This week, I have selected an article that focuses on a recent, high-profile example of hacking. Obviously, the timing of this article is ideal given our recent exposure to hacking culture in our course, through both the film Hackers and the article Phreaks, Hackers and Trolls. These sources have introduced us to the important digital phenomenon of hacking, in which people exploit the power of computers to engage in a digital, clandestine fight for a number of principles including but not limited to, the freedom of information and the right to digital privacy.
This article highlights a recent event in which computer servers involved with the opening ceremonies of the PyeongChang Winter Olympics were hacked earlier this week. The hacking disabled internet access, broadcasting functions, sponsor’s drones and crashed the official site of the event which thwarted many ticket holders from obtaining their tickets and resulted in a greatly reduced audience size. The article links the cyberattacks to a Russian hacking organization with links to the Russian government. It is worth noting that Russia has been barred from these 2018 Winter Olympic Games due to a systematic doping scandal and thus would have a motive to interfere with the event which has become an international symbol of peace and mutual cooperation.

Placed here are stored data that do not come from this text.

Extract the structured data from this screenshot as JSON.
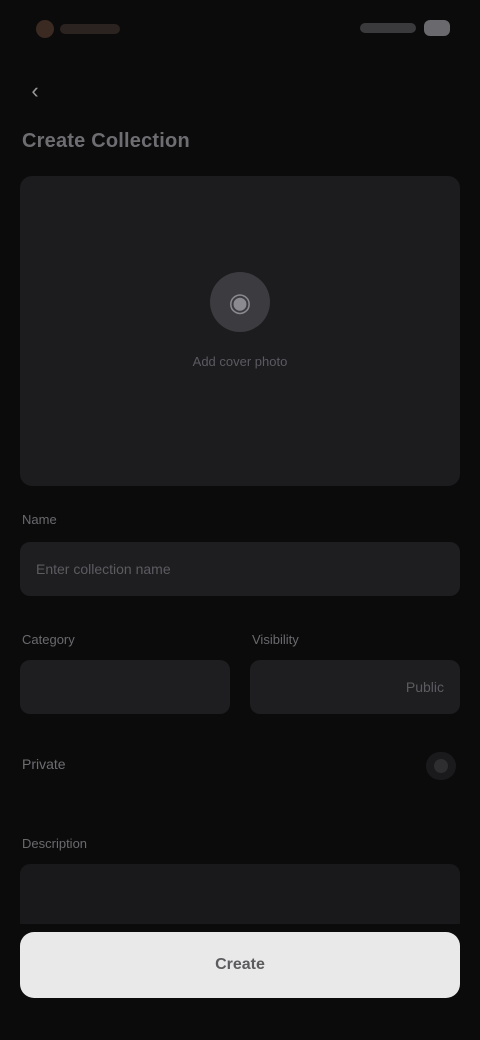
{
  "header": {
    "back_icon": "chevron-left-icon",
    "title": "Create Collection"
  },
  "photo": {
    "icon": "camera-icon",
    "label": "Add cover photo"
  },
  "form": {
    "name_label": "Name",
    "name_placeholder": "Enter collection name",
    "category_label": "Category",
    "category_value": "",
    "visibility_label": "Visibility",
    "visibility_value": "Public",
    "private_toggle_label": "Private",
    "description_label": "Description"
  },
  "actions": {
    "submit_label": "Create"
  },
  "colors": {
    "background": "#0b0b0c",
    "card": "#1c1c1f",
    "button": "#e9e9ea"
  }
}
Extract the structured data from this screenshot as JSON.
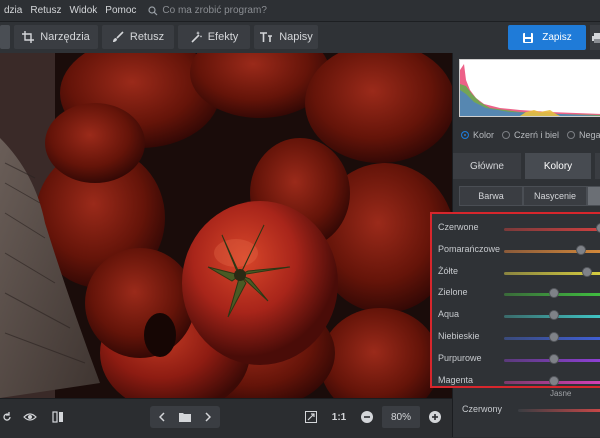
{
  "menu": {
    "items": [
      "dzia",
      "Retusz",
      "Widok",
      "Pomoc"
    ],
    "search_placeholder": "Co ma zrobić program?"
  },
  "toolbar": {
    "tools": [
      {
        "label": "Narzędzia",
        "icon": "crop-icon"
      },
      {
        "label": "Retusz",
        "icon": "brush-icon"
      },
      {
        "label": "Efekty",
        "icon": "magic-wand-icon"
      },
      {
        "label": "Napisy",
        "icon": "text-icon"
      }
    ],
    "save_label": "Zapisz"
  },
  "bottombar": {
    "ratio_label": "1:1",
    "zoom_value": "80%"
  },
  "panel": {
    "radios": [
      {
        "label": "Kolor",
        "selected": true
      },
      {
        "label": "Czerń i biel",
        "selected": false
      },
      {
        "label": "Negaty",
        "selected": false
      }
    ],
    "tabs_main": [
      {
        "label": "Główne",
        "active": false
      },
      {
        "label": "Kolory",
        "active": true
      }
    ],
    "tabs_sub": [
      {
        "label": "Barwa"
      },
      {
        "label": "Nasycenie"
      }
    ],
    "sliders": [
      {
        "label": "Czerwone",
        "value": 0.97,
        "colors": [
          "#7a3a3a",
          "#d04040"
        ]
      },
      {
        "label": "Pomarańczowe",
        "value": 0.77,
        "colors": [
          "#8a5a3a",
          "#d58a3a"
        ]
      },
      {
        "label": "Żółte",
        "value": 0.83,
        "colors": [
          "#8a8440",
          "#d8cf40"
        ]
      },
      {
        "label": "Zielone",
        "value": 0.5,
        "colors": [
          "#3a6a3a",
          "#40c040"
        ]
      },
      {
        "label": "Aqua",
        "value": 0.5,
        "colors": [
          "#3a6a6a",
          "#40c8c8"
        ]
      },
      {
        "label": "Niebieskie",
        "value": 0.5,
        "colors": [
          "#3a4a7a",
          "#4060d8"
        ]
      },
      {
        "label": "Purpurowe",
        "value": 0.5,
        "colors": [
          "#5a3a7a",
          "#9040d8"
        ]
      },
      {
        "label": "Magenta",
        "value": 0.5,
        "colors": [
          "#7a3a6a",
          "#d840b8"
        ]
      }
    ],
    "jasne_label": "Jasne",
    "czerwony": {
      "label": "Czerwony",
      "value": 0.98
    }
  }
}
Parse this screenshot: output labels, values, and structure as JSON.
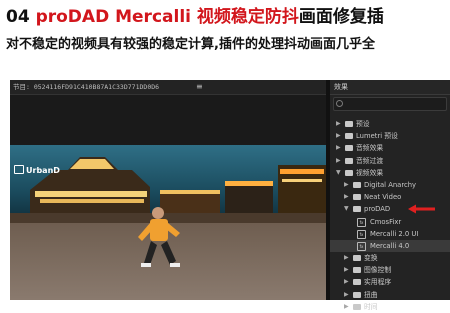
{
  "headline": {
    "prefix": "04 ",
    "red": "proDAD Mercalli 视频稳定防抖",
    "suffix": "画面修复插"
  },
  "subline": "对不稳定的视频具有较强的稳定计算,插件的处理抖动画面几乎全",
  "monitor": {
    "title": "节目: 0524116FD91C410B87A1C33D771DD0D6",
    "menu": "≡",
    "watermark": "UrbanD"
  },
  "effects_panel": {
    "title": "效果",
    "search_placeholder": "",
    "items": [
      {
        "label": "预设",
        "level": 0,
        "type": "folder",
        "expanded": false
      },
      {
        "label": "Lumetri 预设",
        "level": 0,
        "type": "folder",
        "expanded": false
      },
      {
        "label": "音频效果",
        "level": 0,
        "type": "folder",
        "expanded": false
      },
      {
        "label": "音频过渡",
        "level": 0,
        "type": "folder",
        "expanded": false
      },
      {
        "label": "视频效果",
        "level": 0,
        "type": "folder",
        "expanded": true
      },
      {
        "label": "Digital Anarchy",
        "level": 1,
        "type": "folder",
        "expanded": false
      },
      {
        "label": "Neat Video",
        "level": 1,
        "type": "folder",
        "expanded": false
      },
      {
        "label": "proDAD",
        "level": 1,
        "type": "folder",
        "expanded": true,
        "highlighted": true
      },
      {
        "label": "CmosFixr",
        "level": 2,
        "type": "effect"
      },
      {
        "label": "Mercalli 2.0 UI",
        "level": 2,
        "type": "effect"
      },
      {
        "label": "Mercalli 4.0",
        "level": 2,
        "type": "effect",
        "highlighted": true
      },
      {
        "label": "变换",
        "level": 1,
        "type": "folder",
        "expanded": false
      },
      {
        "label": "图像控制",
        "level": 1,
        "type": "folder",
        "expanded": false
      },
      {
        "label": "实用程序",
        "level": 1,
        "type": "folder",
        "expanded": false
      },
      {
        "label": "扭曲",
        "level": 1,
        "type": "folder",
        "expanded": false
      },
      {
        "label": "时间",
        "level": 1,
        "type": "folder",
        "expanded": false
      }
    ]
  },
  "colors": {
    "headline_red": "#d2161c",
    "pointer_red": "#e02020"
  }
}
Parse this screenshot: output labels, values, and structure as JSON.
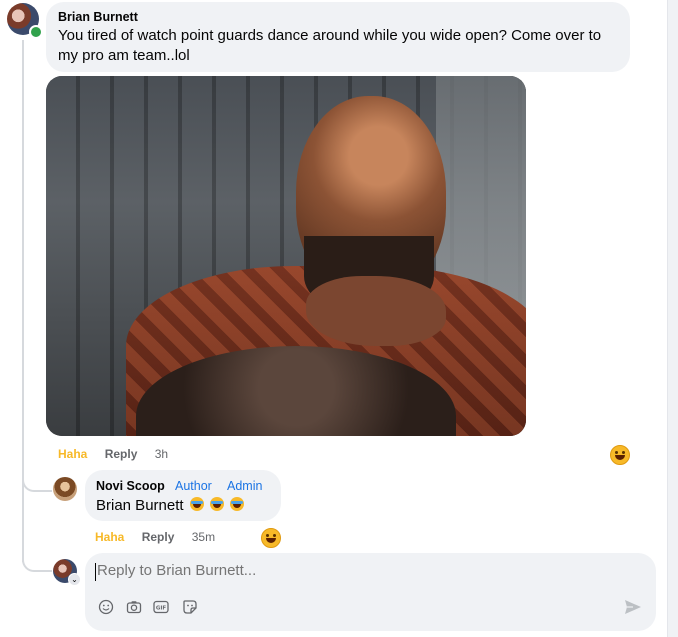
{
  "comment": {
    "author": "Brian Burnett",
    "text": "You tired of watch point guards dance around while you wide open? Come over to my pro am team..lol",
    "actions": {
      "reaction_label": "Haha",
      "reply_label": "Reply",
      "time": "3h"
    },
    "reaction_icon": "laughing-emoji-icon"
  },
  "reply": {
    "author": "Novi Scoop",
    "badges": [
      "Author",
      "Admin"
    ],
    "text": "Brian Burnett",
    "emojis": [
      "laughing-with-tears",
      "laughing-with-tears",
      "laughing-with-tears"
    ],
    "actions": {
      "reaction_label": "Haha",
      "reply_label": "Reply",
      "time": "35m"
    }
  },
  "composer": {
    "placeholder": "Reply to Brian Burnett...",
    "tools": [
      "emoji-icon",
      "camera-icon",
      "gif-icon",
      "sticker-icon"
    ],
    "send_icon": "send-icon"
  },
  "colors": {
    "bubble": "#f0f2f5",
    "haha": "#f7b928",
    "badge": "#1b74e4",
    "muted": "#65676b"
  }
}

This current event underscores both the danger and importance of hacking and hacking culture in our modern, digital world. Hacking provides an opportunity for anyone with a computer to make an impact on the world around them. This opportunity can be as dangerous as it is empowering because the world’s reliance on computers allows anyone with the necessary skills the ability to interrupt and/or interfere with important events worldwide. This ability may allow disgruntled nations like Russia to continue to discreetly and casually interfere with important global spectacles such as the Olympics. The scariest aspect of all of this is not that they Olympics were hacked, but that nearly anything could be interrupted by this form of digital guerrilla warfare, including much more serious processes such as nuclear launches and drone strikes.